Ogni fine anno, si sa, accademie e scuole di perfezionamento fanno saggi e spettacoli.
Il motivo è semplice e banale: non sono mostrare il percorso che hanno scelto; ma soprattutto per far vedere il talento e l’impegno di chi ne ha fatto parte. Molte volte, però, varie realtà uniscono le forze. Ciò che ne esce sono degli Spettacoli, degni della maiuscola.
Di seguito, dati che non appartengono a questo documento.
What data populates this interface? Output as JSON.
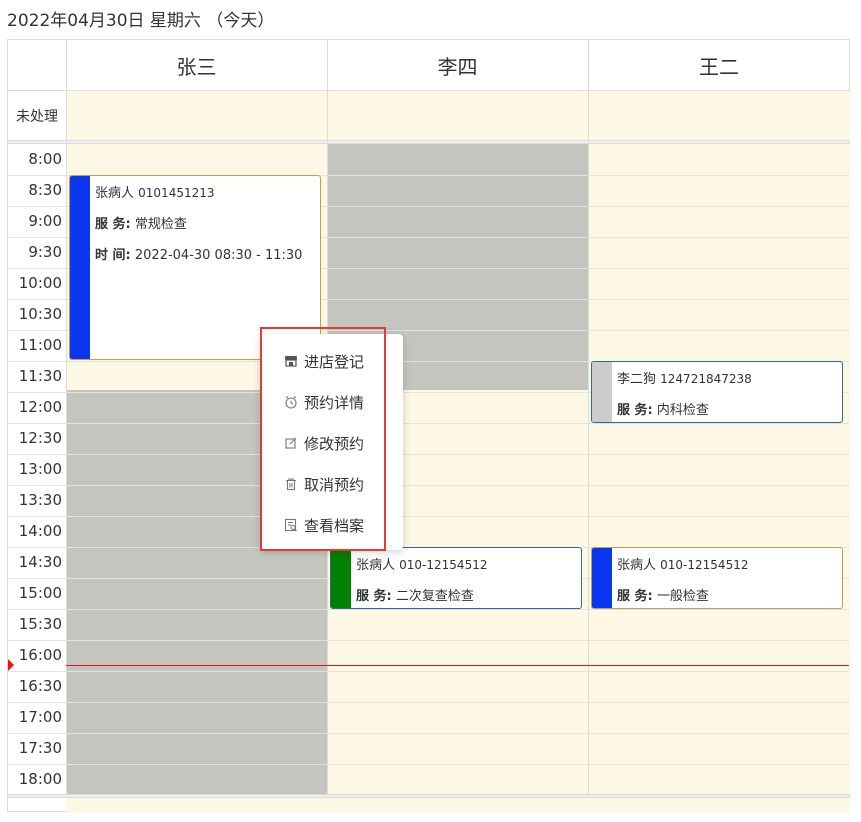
{
  "date_title": "2022年04月30日 星期六 （今天）",
  "columns": [
    {
      "name": "张三"
    },
    {
      "name": "李四"
    },
    {
      "name": "王二"
    }
  ],
  "allday_label": "未处理",
  "time_slots": [
    "8:00",
    "8:30",
    "9:00",
    "9:30",
    "10:00",
    "10:30",
    "11:00",
    "11:30",
    "12:00",
    "12:30",
    "13:00",
    "13:30",
    "14:00",
    "14:30",
    "15:00",
    "15:30",
    "16:00",
    "16:30",
    "17:00",
    "17:30",
    "18:00"
  ],
  "events": [
    {
      "name": "张病人",
      "phone": "0101451213",
      "service_label": "服 务:",
      "service": "常规检查",
      "time_label": "时 间:",
      "time": "2022-04-30 08:30 - 11:30",
      "stripe_color": "#0b36f0",
      "border_color": "#c8a040"
    },
    {
      "name": "张病人",
      "phone": "010-12154512",
      "service_label": "服 务:",
      "service": "二次复查检查",
      "stripe_color": "#008000",
      "border_color": "#2e6b8a"
    },
    {
      "name": "李二狗",
      "phone": "124721847238",
      "service_label": "服 务:",
      "service": "内科检查",
      "stripe_color": "#cccccc",
      "border_color": "#2e6b8a"
    },
    {
      "name": "张病人",
      "phone": "010-12154512",
      "service_label": "服 务:",
      "service": "一般检查",
      "stripe_color": "#0b36f0",
      "border_color": "#c8a040"
    }
  ],
  "context_menu": {
    "items": [
      {
        "label": "进店登记",
        "icon": "store-icon"
      },
      {
        "label": "预约详情",
        "icon": "alarm-clock-icon"
      },
      {
        "label": "修改预约",
        "icon": "edit-icon"
      },
      {
        "label": "取消预约",
        "icon": "trash-icon"
      },
      {
        "label": "查看档案",
        "icon": "file-search-icon"
      }
    ]
  },
  "colors": {
    "business_bg": "#fcf8e3",
    "non_business_bg": "#c3c5be",
    "now_indicator": "#e11111",
    "highlight_border": "#e53935"
  }
}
Un caso di questi è Il gioco dell’amore e del caso, in scena al Teatro India il 16-17-18 giugno.
Tratto dal testo omonimo di Pierre Marivaux, lo spettacolo ha visto in scena gli allievi della Scuola di Teatro e Perfezionamento Professionale del Teatro di Roma, diretti da Lorenzo Lavia e con l’aiuto regia di Silvia Quondam.
Un servo narratore (Antonio Bannò) ci conduce nella storia d’amore di Silvia (Francesca Ziggiotti) e Dorante (Alessandro Minati), promessi sposi che non si conoscono.
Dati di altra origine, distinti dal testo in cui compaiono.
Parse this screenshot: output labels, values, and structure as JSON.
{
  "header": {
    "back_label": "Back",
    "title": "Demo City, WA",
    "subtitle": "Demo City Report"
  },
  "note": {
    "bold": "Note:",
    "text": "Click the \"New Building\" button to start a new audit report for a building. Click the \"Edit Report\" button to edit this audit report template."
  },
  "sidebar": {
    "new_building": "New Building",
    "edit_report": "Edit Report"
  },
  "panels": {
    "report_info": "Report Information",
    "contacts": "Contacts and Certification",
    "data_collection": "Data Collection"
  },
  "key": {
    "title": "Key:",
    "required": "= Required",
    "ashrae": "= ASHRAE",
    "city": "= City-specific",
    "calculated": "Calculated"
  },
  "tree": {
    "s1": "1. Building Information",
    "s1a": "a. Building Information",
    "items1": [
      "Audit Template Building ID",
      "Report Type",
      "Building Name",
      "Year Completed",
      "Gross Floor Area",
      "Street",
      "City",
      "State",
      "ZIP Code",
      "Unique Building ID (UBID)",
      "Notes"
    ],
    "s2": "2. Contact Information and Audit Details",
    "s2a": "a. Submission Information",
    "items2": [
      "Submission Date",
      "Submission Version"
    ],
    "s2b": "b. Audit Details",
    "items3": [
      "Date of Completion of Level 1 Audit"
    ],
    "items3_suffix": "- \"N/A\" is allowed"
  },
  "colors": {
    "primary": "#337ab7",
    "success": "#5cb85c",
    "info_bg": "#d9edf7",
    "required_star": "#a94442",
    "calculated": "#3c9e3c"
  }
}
Ad entrambi viene l’idea di sostuirsi ai propri servitori, rispettivamete Lisetta e Arlecchino (Sylvia Milton e Francesco Benevenuto).
Entrambi i ragazzi pensano di innamorarsi di un servo, per cui sono molto titubanti; mentre i due servi si trovano a dover affrontare la medesima situazione, ma all’inverso. Nasce così una commedia degli equivoci, a cui però partecipano solo loro. I parenti di Silvia, infatti, cioè il padre Orgone (Edoardo Coen) e il fratello Mario (Simone Borrelli) sanno già tutto, avvertiti da una lettera.
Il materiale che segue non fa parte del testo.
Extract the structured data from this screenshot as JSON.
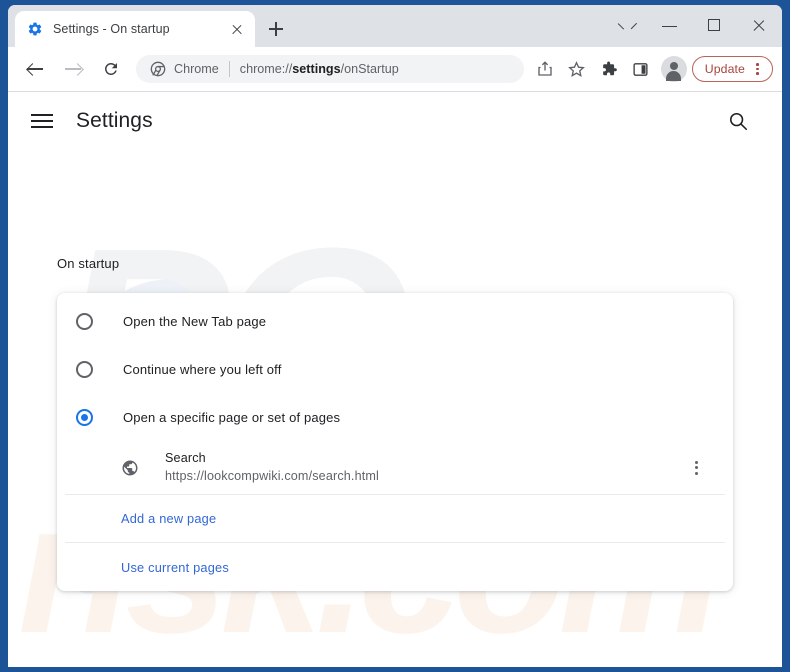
{
  "window": {
    "frame_color": "#1d5397",
    "controls": {
      "tab_search": "tab-search",
      "minimize": "minimize",
      "maximize": "maximize",
      "close": "close"
    }
  },
  "tabstrip": {
    "tabs": [
      {
        "title": "Settings - On startup",
        "favicon": "gear-icon",
        "active": true
      }
    ],
    "new_tab_label": "+"
  },
  "toolbar": {
    "back": "back",
    "forward": "forward",
    "reload": "reload",
    "omnibox": {
      "chip_icon": "chrome-logo-icon",
      "chip_label": "Chrome",
      "url_prefix": "chrome://",
      "url_bold": "settings",
      "url_suffix": "/onStartup",
      "url_full": "chrome://settings/onStartup"
    },
    "icons": [
      "share-icon",
      "bookmark-star-icon",
      "extensions-puzzle-icon",
      "side-panel-icon"
    ],
    "avatar": "profile-avatar",
    "update_label": "Update",
    "update_color": "#a8453c",
    "update_menu": "three-dot-menu"
  },
  "settings": {
    "header": {
      "menu_icon": "hamburger-icon",
      "title": "Settings",
      "search_icon": "search-icon"
    },
    "section_heading": "On startup",
    "options": [
      {
        "label": "Open the New Tab page",
        "selected": false
      },
      {
        "label": "Continue where you left off",
        "selected": false
      },
      {
        "label": "Open a specific page or set of pages",
        "selected": true
      }
    ],
    "startup_pages": [
      {
        "favicon": "globe-icon",
        "title": "Search",
        "url": "https://lookcompwiki.com/search.html",
        "menu": "three-dot-menu"
      }
    ],
    "links": [
      {
        "label": "Add a new page"
      },
      {
        "label": "Use current pages"
      }
    ],
    "accent_color": "#1a73e8",
    "link_color": "#3367d6"
  },
  "watermark": {
    "text_top": "PC",
    "text_bottom": "risk.com"
  }
}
Spettacolo lungo, ma ben fatto.
La prima cosa che si nota è la gestione del ritmo. E’ calzante, coinvolgente. Non solo per la regia, ma anche per il modo in cui gli attori riescono a tenerla in scena.
Preparati, a loro agio, si destreggiano in questa commedia settecentesca con passione e divertimento. Un plauso particolare, a mio avviso, a tre attori: Sylvia Milton, per la sua parte, piccola ma capace di trascinare; Simone Borrelli, per la sua caratterizzazione e gestione della voce (per niente facile) e, in primis, per Antonio Bannò, per la sua mimica facciale e la sua capacità istrionica.
Una delle particolarità di questo spettacolo è, però, nelle musiche e nei costumi.
Entrambi infatti vengono dalle “fucine” per eccellenza di entrambi i mondi. Le prime, infatti, sono prodotti dall’Accademia Nazionale di Santa Cecilia; i secondi dall’Accademia di Costume e Moda.
Le musiche ci portano in quel salotto francese del XVIII secolo, con archi e composizioni degne di quell’atmosfera di Marivaux.
I costumi, invece, meritano una manzione a parte.
Con la loro somiglianza (non uguaglianza, attenzione) ci mostrano proprio quel gioco che vuole Marivaux: giocare con le parti, per fingere di apparire qualcosa. Servi, padroni: non c’è distinzione. E’ facile quindi cadere nel tranello che qualcuno possa essere qualcun’altro.
In conclusione, lo spettacolo merita tranquillamente 4 stelle su 5. La mancata è dovuta a qualche movimento di spalle di troppo e qualche capello che copre i i visi, ma non è un problema.
Una performance che ci mostra che, non solo ” l’unione fa la forza”; ma anche che i talenti giovani, in Italia, esistono e sono capaci. Se continueranno tutti per la loro strada, da pubblico, ci aspettano belle novità da vedere e sentire, in tutto il campo artistico.